With it’s strong sense of what it is, to the point it can comfortably throw in light comedic moments in an otherwise horrific scenario, Bone Tomahawk thrives on being comfortable in it’s own skin. There is nothing about the film that makes it feel as if it’s trying to fit into a pre-defined genre or that it’s even concerned with hitting the necessary beats of a Western and yet it does, but without making it seem forced. Zahler does a fine job of streamlining his story into a simple task (save the girl) while highlighting it with multiple personalities. While the film has plenty of strengths it would be a lie to say that the cast was not one of them. Each actor, working with vastly different characters, succeeds in their own right. As the larger hero of the piece, Russell was born to play this type of role. One can almost feel Zahler grinning with glee behind the camera as he no doubt grew up loving Russell in his onslaught of eighties action films. To have Russell in the role here is both a bit of stunt casting in that the actor has played this kind of role before, but to such an extent that it’s been a long time since he last inhabited such a character and thus the opportunity is ripe to prove why he’s so good with such characters. Russell is immediately recognized as this kind of “stand-up guy” and that is exactly what Zahler needed Sheriff Hunt to exude giving the casting of Russell even more justification. Both Fox and Wilson are more than capable in their roles of two middle-aged men looking at the world from two very different perspectives and yet both make their case for why such life choices are respectable for each. Fox especially seems to be having a good time playing up the gray area of Brooder’s moral code while Zahler’s no frills dialogue only stands to enhance each performance. The MVP of the film though, is Richard Jenkins. As Deputy Chicory, Jenkins delivers a truly affecting performance in what is essentially the stereotypical salty old eccentric man who doesn’t know when to shut his mouth. Jenkins gives Chicory an enormous amount of layers as each of his scenes reveal something new about the character making us all the more invested in his outcome.

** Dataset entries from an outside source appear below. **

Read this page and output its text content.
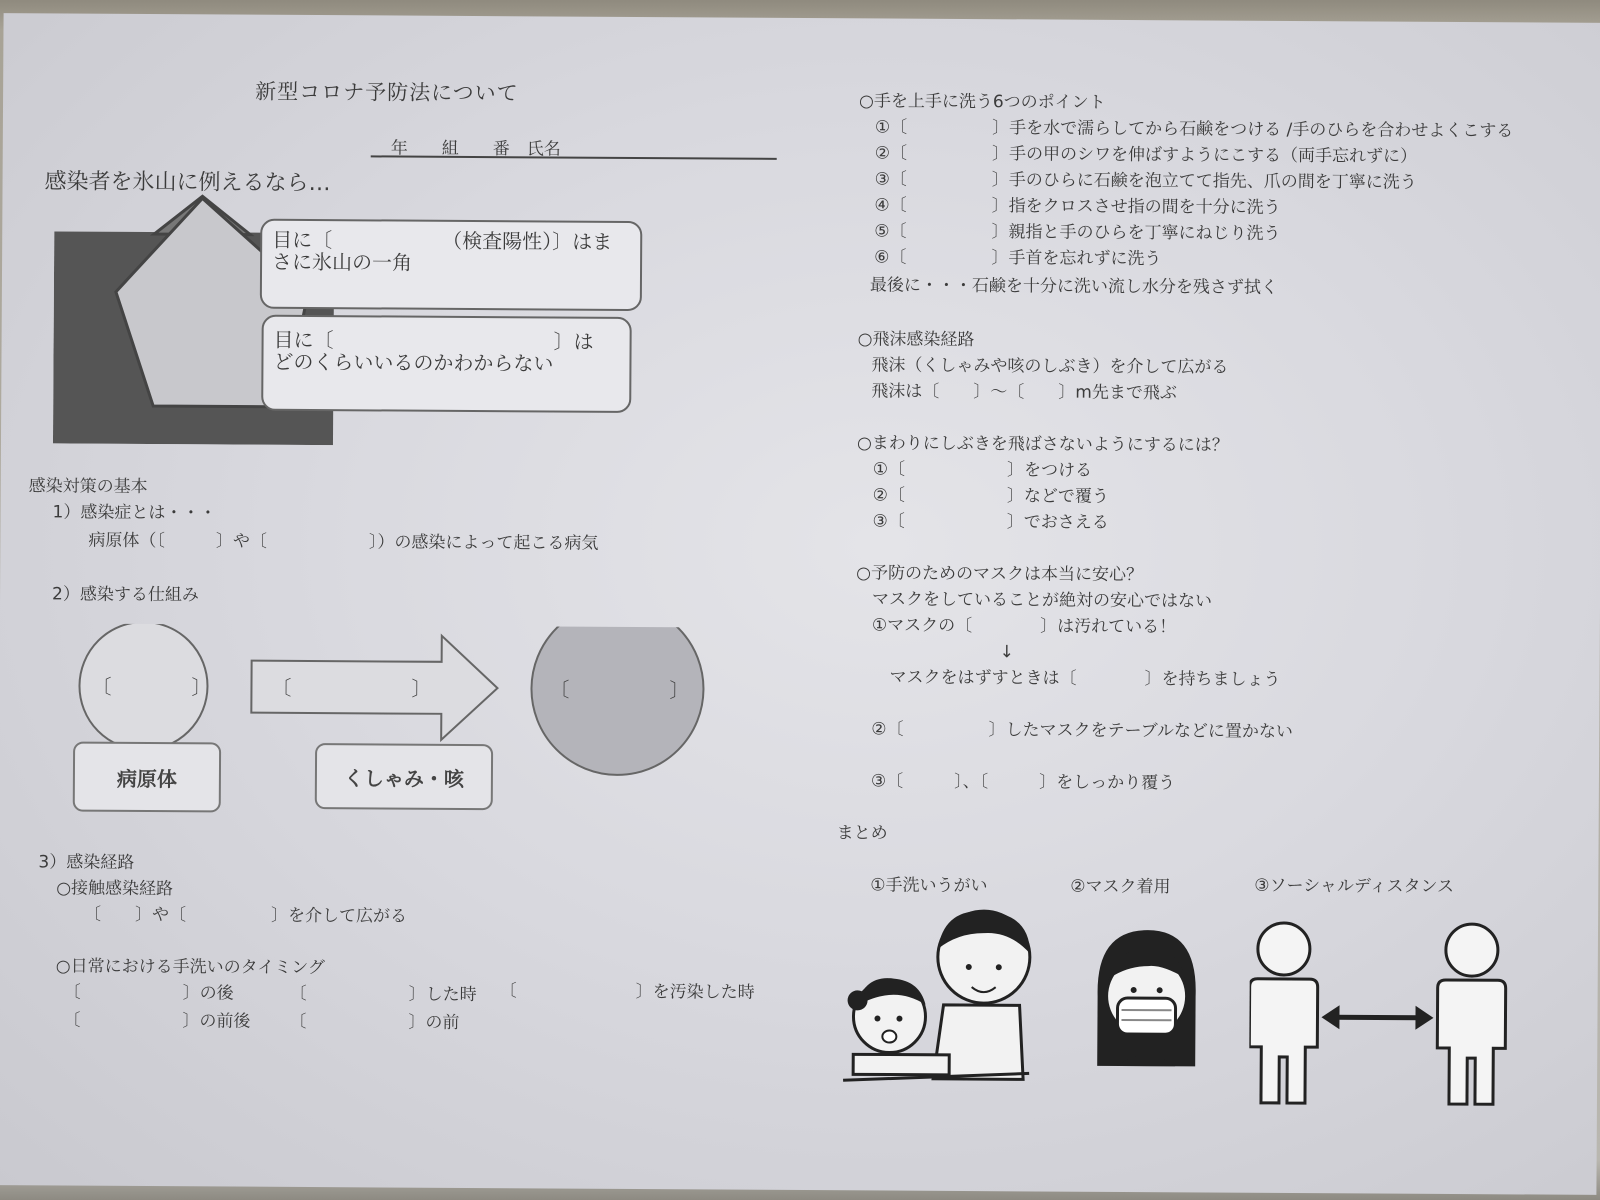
新型コロナ予防法について
年　　組　　番　氏名
感染者を氷山に例えるなら…
目に〔　　　　　　（検査陽性）〕はま
さに氷山の一角
目に〔　　　　　　　　　　　〕は
どのくらいいるのかわからない
感染対策の基本
1）感染症とは・・・
病原体（〔　　　〕や〔　　　　　　〕）の感染によって起こる病気
2）感染する仕組み
〔　　　　〕	〔　　　　　　〕	〔　　　　　〕
病原体	くしゃみ・咳
3）感染経路
○接触感染経路
〔　　〕や〔　　　　　〕を介して広がる
○日常における手洗いのタイミング
〔　　　　　　〕の後	〔　　　　　　〕した時 〔　　　　　　　〕を汚染した時
〔　　　　　　〕の前後 〔　　　　　　〕の前
○手を上手に洗う6つのポイント
①〔　　　　　〕手を水で濡らしてから石鹸をつける /手のひらを合わせよくこする
②〔　　　　　〕手の甲のシワを伸ばすようにこする（両手忘れずに）
③〔　　　　　〕手のひらに石鹸を泡立てて指先、爪の間を丁寧に洗う
④〔　　　　　〕指をクロスさせ指の間を十分に洗う
⑤〔　　　　　〕親指と手のひらを丁寧にねじり洗う
⑥〔　　　　　〕手首を忘れずに洗う
最後に・・・石鹸を十分に洗い流し水分を残さず拭く
○飛沫感染経路
飛沫（くしゃみや咳のしぶき）を介して広がる
飛沫は〔　　〕～〔　　〕m先まで飛ぶ
○まわりにしぶきを飛ばさないようにするには？
①〔　　　　　　〕をつける
②〔　　　　　　〕などで覆う
③〔　　　　　　〕でおさえる
○予防のためのマスクは本当に安心？
マスクをしていることが絶対の安心ではない
①マスクの〔　　　　〕は汚れている！
↓
マスクをはずすときは〔　　　　〕を持ちましょう
②〔　　　　　〕したマスクをテーブルなどに置かない
③〔　　　〕、〔　　　〕をしっかり覆う
まとめ
①手洗いうがい	②マスク着用	③ソーシャルディスタンス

Zahler could have easily delivered something much more rote for a first effort or even a safer homage to this genre he clearly cares for, but instead the writer/director combines two complimentary genres allowing us to feast on an idea so off the wall that it just so happens to make perfect sense. While Bone Tomahawk is likely not the first Western to so actively use cannibals as part of it’s narrative it is undoubtedly the goriest Western about cannibals you’ve ever seen; if not the goriest film you’ve seen in some time. For the first hour and fifteen minutes or so we’re subject to what we may have expected from such a film with such a glorious poster, if only highlighted by the skill at which it’s been put together. As the film reaches it’s third act though, things begin to take a turn for the insane. Leading to what is one of the most gruesome acts I’ve ever seen put on screen, the encounter with the labeled antagonists of this world is worth the price of admission alone. I wanted so badly to look away, but couldn’t out of pure curiosity for just how much Zahler was willing to show and just how far these cannibal cave dwellers, referred to as Troglodytes, were willing to go. Part of me wishes I hadn’t allowed my eyes to find out the answer to that question and yet it is the brutality of the climax that will forever ingrain this film in my memory. That’s not to say the film is only memorable for these few scenes at the end that are meant to simply deliver a payoff to everything Zahler has been meticulously pacing himself towards the entire film, but they certainly take the film to the next level. Beyond this, cinematographer Benji Bakshi captures the gorgeous open landscapes to great effect, the character designs for the cannibals are genuinely terrifying, and the ensemble cast work well together to deliver what is largely a character-driven piece only accentuated with deftly written dialogue and imagery that, again, will haunt you.